Child Benefit Changes to benefits 2013
Summary: This article explores the changes to Child Benefit payments that impact everyone earning over £50,000 pa.
The basic change
If either you or your partner has an income of more than £50,000 a year then, as of January 2013, you will have to pay back some or all of your child benefit in the form of extra income tax. If you and your partner each have an income of less than £50,000 then there will be no change.
How does it work?
You will still get paid the full amount of Child Benefit each month (or each week). However, whichever one of you has the higher income will have to pay more income tax to repay the proportion of Child Benefit you're no longer entitled to.
How much will you get?
Basically, you'll pay back 1% of your family's Child Benefit for every £100 of income over £50,000. For example: In a married couple - if Mrs stays at home to look after a new baby and Mr earns £51,000pa, he will have to pay some of the Child Benefit back. His income is 10x£100 over the limit so the extra tax is 10% of their Child Benefit of £20.30 per week. He pays extra tax of £105 a year.
If someone earns over £60,000pa then the full amount of Child Benefit received wil have to be paid back through income tax.
- You could choose not to receive your Child Benefit payments any more:
- This avoids the hassle of paying extra income tax
- You won't have to complete a tax return
- If your income is between £50,000 and £60,000 you'll end up out of pocket since you'll be giving up the proportion of income tax you are still entitled to.

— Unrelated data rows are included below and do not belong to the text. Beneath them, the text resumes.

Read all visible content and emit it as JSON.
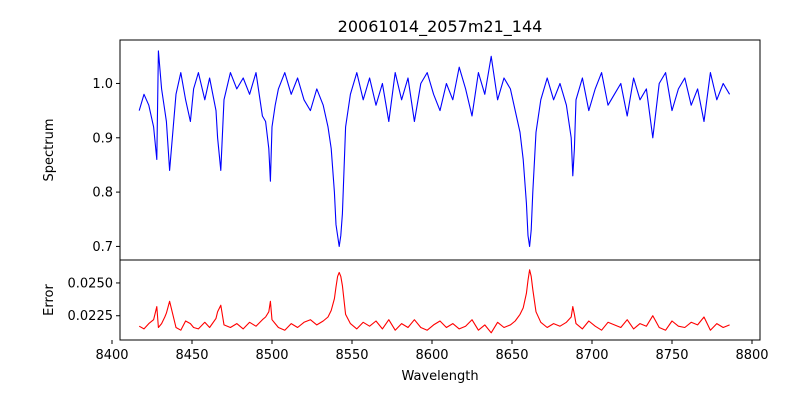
{
  "chart_data": [
    {
      "type": "line",
      "title": "20061014_2057m21_144",
      "xlabel": "",
      "ylabel": "Spectrum",
      "xlim": [
        8405,
        8805
      ],
      "ylim": [
        0.675,
        1.08
      ],
      "yticks": [
        0.7,
        0.8,
        0.9,
        1.0
      ],
      "yticklabels": [
        "0.7",
        "0.8",
        "0.9",
        "1.0"
      ],
      "series": [
        {
          "color": "#0000ff",
          "x": [
            8417,
            8420,
            8423,
            8426,
            8428,
            8429,
            8431,
            8433,
            8434,
            8436,
            8440,
            8443,
            8446,
            8449,
            8451,
            8454,
            8458,
            8461,
            8465,
            8466,
            8468,
            8470,
            8474,
            8478,
            8482,
            8486,
            8490,
            8494,
            8496,
            8498,
            8499,
            8500,
            8502,
            8504,
            8508,
            8512,
            8516,
            8520,
            8524,
            8528,
            8532,
            8535,
            8537,
            8539,
            8540,
            8541,
            8542,
            8543,
            8544,
            8546,
            8549,
            8553,
            8557,
            8561,
            8565,
            8569,
            8573,
            8577,
            8581,
            8585,
            8589,
            8593,
            8597,
            8601,
            8605,
            8609,
            8613,
            8617,
            8621,
            8625,
            8629,
            8633,
            8637,
            8641,
            8645,
            8649,
            8652,
            8655,
            8657,
            8659,
            8660,
            8661,
            8662,
            8663,
            8665,
            8668,
            8672,
            8676,
            8680,
            8684,
            8687,
            8688,
            8689,
            8690,
            8694,
            8698,
            8702,
            8706,
            8710,
            8714,
            8718,
            8722,
            8726,
            8730,
            8734,
            8738,
            8742,
            8746,
            8750,
            8754,
            8758,
            8762,
            8766,
            8770,
            8774,
            8778,
            8782,
            8786
          ],
          "y": [
            0.95,
            0.98,
            0.96,
            0.92,
            0.86,
            1.06,
            0.99,
            0.95,
            0.93,
            0.84,
            0.98,
            1.02,
            0.97,
            0.93,
            0.99,
            1.02,
            0.97,
            1.01,
            0.95,
            0.9,
            0.84,
            0.97,
            1.02,
            0.99,
            1.01,
            0.98,
            1.02,
            0.94,
            0.93,
            0.88,
            0.82,
            0.92,
            0.96,
            0.99,
            1.02,
            0.98,
            1.01,
            0.97,
            0.95,
            0.99,
            0.96,
            0.92,
            0.88,
            0.8,
            0.74,
            0.72,
            0.7,
            0.72,
            0.76,
            0.92,
            0.98,
            1.02,
            0.97,
            1.01,
            0.96,
            1.0,
            0.93,
            1.02,
            0.97,
            1.01,
            0.93,
            1.0,
            1.02,
            0.98,
            0.95,
            1.0,
            0.97,
            1.03,
            0.99,
            0.94,
            1.02,
            0.98,
            1.05,
            0.97,
            1.01,
            0.99,
            0.95,
            0.91,
            0.86,
            0.78,
            0.72,
            0.7,
            0.73,
            0.8,
            0.91,
            0.97,
            1.01,
            0.97,
            1.0,
            0.96,
            0.9,
            0.83,
            0.88,
            0.97,
            1.01,
            0.95,
            0.99,
            1.02,
            0.96,
            0.98,
            1.0,
            0.94,
            1.01,
            0.97,
            0.99,
            0.9,
            1.0,
            1.02,
            0.95,
            0.99,
            1.01,
            0.96,
            0.99,
            0.93,
            1.02,
            0.97,
            1.0,
            0.98
          ]
        }
      ]
    },
    {
      "type": "line",
      "title": "",
      "xlabel": "Wavelength",
      "ylabel": "Error",
      "xlim": [
        8405,
        8805
      ],
      "ylim": [
        0.02065,
        0.02675
      ],
      "yticks": [
        0.0225,
        0.025
      ],
      "yticklabels": [
        "0.0225",
        "0.0250"
      ],
      "xticks": [
        8400,
        8450,
        8500,
        8550,
        8600,
        8650,
        8700,
        8750,
        8800
      ],
      "xticklabels": [
        "8400",
        "8450",
        "8500",
        "8550",
        "8600",
        "8650",
        "8700",
        "8750",
        "8800"
      ],
      "series": [
        {
          "color": "#ff0000",
          "x": [
            8417,
            8420,
            8423,
            8426,
            8428,
            8429,
            8431,
            8433,
            8434,
            8436,
            8440,
            8443,
            8446,
            8449,
            8451,
            8454,
            8458,
            8461,
            8465,
            8466,
            8468,
            8470,
            8474,
            8478,
            8482,
            8486,
            8490,
            8494,
            8496,
            8498,
            8499,
            8500,
            8502,
            8504,
            8508,
            8512,
            8516,
            8520,
            8524,
            8528,
            8532,
            8535,
            8537,
            8539,
            8540,
            8541,
            8542,
            8543,
            8544,
            8546,
            8549,
            8553,
            8557,
            8561,
            8565,
            8569,
            8573,
            8577,
            8581,
            8585,
            8589,
            8593,
            8597,
            8601,
            8605,
            8609,
            8613,
            8617,
            8621,
            8625,
            8629,
            8633,
            8637,
            8641,
            8645,
            8649,
            8652,
            8655,
            8657,
            8659,
            8660,
            8661,
            8662,
            8663,
            8665,
            8668,
            8672,
            8676,
            8680,
            8684,
            8687,
            8688,
            8689,
            8690,
            8694,
            8698,
            8702,
            8706,
            8710,
            8714,
            8718,
            8722,
            8726,
            8730,
            8734,
            8738,
            8742,
            8746,
            8750,
            8754,
            8758,
            8762,
            8766,
            8770,
            8774,
            8778,
            8782,
            8786
          ],
          "y": [
            0.0217,
            0.0215,
            0.0219,
            0.0222,
            0.0232,
            0.0216,
            0.0219,
            0.0224,
            0.0227,
            0.0236,
            0.0216,
            0.0214,
            0.0221,
            0.0219,
            0.0216,
            0.0215,
            0.022,
            0.0216,
            0.0223,
            0.0228,
            0.0233,
            0.0218,
            0.0216,
            0.0219,
            0.0215,
            0.022,
            0.0217,
            0.0222,
            0.0224,
            0.0228,
            0.0236,
            0.0222,
            0.0219,
            0.0216,
            0.0214,
            0.0219,
            0.0216,
            0.022,
            0.0222,
            0.0218,
            0.0221,
            0.0224,
            0.0229,
            0.0238,
            0.0247,
            0.0255,
            0.0258,
            0.0255,
            0.0248,
            0.0226,
            0.0219,
            0.0215,
            0.022,
            0.0217,
            0.0221,
            0.0215,
            0.0222,
            0.0214,
            0.0219,
            0.0216,
            0.0222,
            0.0216,
            0.0214,
            0.0218,
            0.0221,
            0.0216,
            0.0219,
            0.0215,
            0.0217,
            0.0222,
            0.0214,
            0.0218,
            0.0212,
            0.022,
            0.0216,
            0.0218,
            0.0221,
            0.0226,
            0.0231,
            0.0242,
            0.0252,
            0.026,
            0.0255,
            0.0245,
            0.0228,
            0.022,
            0.0216,
            0.0219,
            0.0217,
            0.022,
            0.0224,
            0.0232,
            0.0226,
            0.0219,
            0.0215,
            0.0221,
            0.0217,
            0.0214,
            0.022,
            0.0218,
            0.0216,
            0.0222,
            0.0215,
            0.0219,
            0.0217,
            0.0225,
            0.0216,
            0.0214,
            0.0221,
            0.0217,
            0.0216,
            0.022,
            0.0218,
            0.0224,
            0.0214,
            0.0219,
            0.0216,
            0.0218
          ]
        }
      ]
    }
  ]
}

- You could choose to keep your Child Benefit payments:
- If your income is between £50,000 and £60,000, you will still get however much you're entitled to
- Even if you're earning over £60,000, if you put your Child Benefit aside in a savings account you can earn interest on the money before you have top pay your tax bill
- You will need to pay the extra tax.
- You will have to complete a tax form.
Child Benefit and Debt
Of course Child Benefit loss only relates to relatively high-earners. But high earners can still find themselves repaying debts, and it may be that with several children to look after the loss of this income can create a real problem in meeting all financial commitments. Many people with good incomes still have a low disposable income figure, and it makes sense to find out ways of reducing debt repayments to enable priority outgoings to be met.